At the international level, China is scheduled to host the BRICS summit in June and it is again using the group — comprising Brazil, Russia, India, China and South Africa — to burnish its image and assail Quad and the concept of the Indo-Pacific. Hosting the BRICS sherpas’ virtual meeting on April 12-13, China’s Vice-Foreign Minister Ma Zhaoxu, who also coordinates its BRICS Affairs, voiced Beijing’s firm opposition to the use of the “Indo-Pacific” strategy to ‘divide’ the region and create a ‘new Cold War’ and the use of military alliances to put together an ‘Asian version of NATO’.

India has rejected this analogy. External Affairs Minister Jaishankar has underlined that India is not a treaty ally of the US.

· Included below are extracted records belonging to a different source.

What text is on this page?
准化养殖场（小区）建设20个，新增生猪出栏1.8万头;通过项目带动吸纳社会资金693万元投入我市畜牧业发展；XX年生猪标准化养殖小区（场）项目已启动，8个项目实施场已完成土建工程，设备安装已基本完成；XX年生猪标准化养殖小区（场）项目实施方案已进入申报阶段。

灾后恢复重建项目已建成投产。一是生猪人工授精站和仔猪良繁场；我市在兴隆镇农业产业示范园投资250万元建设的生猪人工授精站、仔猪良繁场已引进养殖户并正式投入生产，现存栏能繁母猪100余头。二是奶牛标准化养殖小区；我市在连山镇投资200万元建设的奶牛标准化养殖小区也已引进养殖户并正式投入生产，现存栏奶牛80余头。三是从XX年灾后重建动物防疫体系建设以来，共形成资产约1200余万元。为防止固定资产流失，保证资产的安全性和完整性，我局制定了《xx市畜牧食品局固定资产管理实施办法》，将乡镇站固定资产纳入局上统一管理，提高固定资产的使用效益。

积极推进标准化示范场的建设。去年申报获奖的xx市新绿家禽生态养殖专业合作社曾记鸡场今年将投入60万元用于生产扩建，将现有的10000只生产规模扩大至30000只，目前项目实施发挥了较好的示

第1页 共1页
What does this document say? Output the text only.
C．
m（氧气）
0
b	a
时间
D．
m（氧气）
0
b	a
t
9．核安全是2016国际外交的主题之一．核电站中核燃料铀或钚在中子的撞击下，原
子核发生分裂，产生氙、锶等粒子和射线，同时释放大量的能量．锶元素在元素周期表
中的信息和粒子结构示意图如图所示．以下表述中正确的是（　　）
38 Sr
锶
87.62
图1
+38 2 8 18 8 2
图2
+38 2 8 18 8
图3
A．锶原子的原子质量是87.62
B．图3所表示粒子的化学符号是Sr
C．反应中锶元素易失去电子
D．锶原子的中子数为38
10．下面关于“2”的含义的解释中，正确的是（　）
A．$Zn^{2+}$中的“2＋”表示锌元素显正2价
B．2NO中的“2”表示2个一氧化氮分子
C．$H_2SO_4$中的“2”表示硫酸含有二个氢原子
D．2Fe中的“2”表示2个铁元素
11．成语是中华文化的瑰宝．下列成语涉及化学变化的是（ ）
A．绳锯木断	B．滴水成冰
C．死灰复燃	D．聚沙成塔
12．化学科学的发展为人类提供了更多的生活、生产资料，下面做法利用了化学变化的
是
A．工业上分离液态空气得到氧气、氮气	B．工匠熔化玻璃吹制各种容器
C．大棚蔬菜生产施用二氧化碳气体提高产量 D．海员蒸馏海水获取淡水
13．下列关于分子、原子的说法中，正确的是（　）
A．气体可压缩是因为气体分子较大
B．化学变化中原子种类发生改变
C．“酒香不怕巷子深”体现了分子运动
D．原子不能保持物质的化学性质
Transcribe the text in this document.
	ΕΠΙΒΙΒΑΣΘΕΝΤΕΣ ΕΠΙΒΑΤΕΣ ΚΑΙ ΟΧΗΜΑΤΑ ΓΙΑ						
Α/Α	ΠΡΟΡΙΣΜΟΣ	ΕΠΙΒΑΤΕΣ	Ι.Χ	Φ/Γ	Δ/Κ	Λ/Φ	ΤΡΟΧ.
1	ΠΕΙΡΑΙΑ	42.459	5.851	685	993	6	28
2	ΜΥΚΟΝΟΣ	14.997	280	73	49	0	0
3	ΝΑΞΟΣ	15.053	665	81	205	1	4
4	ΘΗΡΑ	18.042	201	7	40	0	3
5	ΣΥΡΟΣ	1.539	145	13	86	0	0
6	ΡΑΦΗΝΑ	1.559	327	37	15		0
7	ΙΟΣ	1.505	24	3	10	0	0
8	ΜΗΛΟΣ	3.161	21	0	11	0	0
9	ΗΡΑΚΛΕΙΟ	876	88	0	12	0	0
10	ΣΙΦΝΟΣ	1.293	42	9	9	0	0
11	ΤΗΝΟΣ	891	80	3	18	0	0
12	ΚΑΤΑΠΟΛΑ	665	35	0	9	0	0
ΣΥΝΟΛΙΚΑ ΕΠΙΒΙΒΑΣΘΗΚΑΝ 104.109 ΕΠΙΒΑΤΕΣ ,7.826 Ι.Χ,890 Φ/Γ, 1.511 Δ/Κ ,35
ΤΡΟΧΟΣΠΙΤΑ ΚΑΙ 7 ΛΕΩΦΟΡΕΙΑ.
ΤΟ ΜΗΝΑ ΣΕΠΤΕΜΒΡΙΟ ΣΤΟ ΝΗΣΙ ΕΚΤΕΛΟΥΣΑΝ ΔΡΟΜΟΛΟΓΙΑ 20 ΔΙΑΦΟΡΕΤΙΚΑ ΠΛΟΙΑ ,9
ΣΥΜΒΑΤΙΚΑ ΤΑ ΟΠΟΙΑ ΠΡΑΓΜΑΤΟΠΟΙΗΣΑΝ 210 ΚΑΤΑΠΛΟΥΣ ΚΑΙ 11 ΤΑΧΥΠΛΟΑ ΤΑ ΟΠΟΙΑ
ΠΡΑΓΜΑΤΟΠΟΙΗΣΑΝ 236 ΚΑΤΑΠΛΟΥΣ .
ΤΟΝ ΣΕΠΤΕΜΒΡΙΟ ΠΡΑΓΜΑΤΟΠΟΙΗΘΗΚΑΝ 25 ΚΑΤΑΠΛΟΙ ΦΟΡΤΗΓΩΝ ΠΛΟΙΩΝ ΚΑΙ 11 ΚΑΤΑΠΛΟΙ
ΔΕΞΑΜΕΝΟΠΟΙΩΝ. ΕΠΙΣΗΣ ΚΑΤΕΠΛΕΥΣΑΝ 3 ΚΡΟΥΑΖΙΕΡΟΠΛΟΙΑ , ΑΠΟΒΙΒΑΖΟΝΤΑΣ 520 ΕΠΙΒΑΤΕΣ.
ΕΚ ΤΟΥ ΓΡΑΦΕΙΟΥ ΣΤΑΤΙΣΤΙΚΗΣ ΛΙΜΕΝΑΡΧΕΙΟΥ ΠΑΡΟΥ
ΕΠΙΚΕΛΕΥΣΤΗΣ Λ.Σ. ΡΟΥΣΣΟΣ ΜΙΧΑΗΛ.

At the same time, China stakes a claim to be the leader of developing countries. Officials often refer to the ‘wisdom’ of China, which, they boast, has taught the world how to deal with the relationship between ‘stability’ and ‘progress’. Beijing has reiterated the concern of developing countries over the impact of anti-Russia sanctions on the global economy and security of supply chains. Those are criticisms of the US, without naming it.

Since China is economically the strongest BRICS country, it claims some clout as the ‘leader’. The inference is that China can put developing countries on the rails to progress. China wants the BRICS countries, as representatives of emerging markets and developing economies, to take on more responsibility and serve as the ‘stabiliser’ and ‘accelerator’ to support the global economy.

Meanwhile, China is also trying to gain support for its Global Security Initiative, which President Xi Jinping highlighted at last month’s Boao Forum for Asia. This seeks to counter America’s Indo-Pacific strategy and Quad. Unlike the western sanctions, China claims that its Global Security Initiative would stabilise the world economy and enhance security, based on the model of “mutual respect, openness and integration” against “hegemonism, power politics and bloc confrontation.”

In a self-congratulatory mode, Wang Yi, writing in the People’s Daily, claimed that “China’s wisdom” had contributed to addressing “the deficit in peace for mankind.” China is likely to use its position as the chair of the forthcoming BRICS summit to show off itself as the world’s peace and development leader.

India will probably continue to keep its distance from the US on the Ukraine war. Despite the Sino-Indian cooperation in multilateral fora, like the BRICS, strong trade ties and the coincidence of their stands on the need for a diplomatic breakthrough on Ukraine, China’s enduring challenge to India’s territorial sovereignty rules out New Delhi being swayed by Beijing’s blandishments at any international or bilateral meetings. And that is how it should be.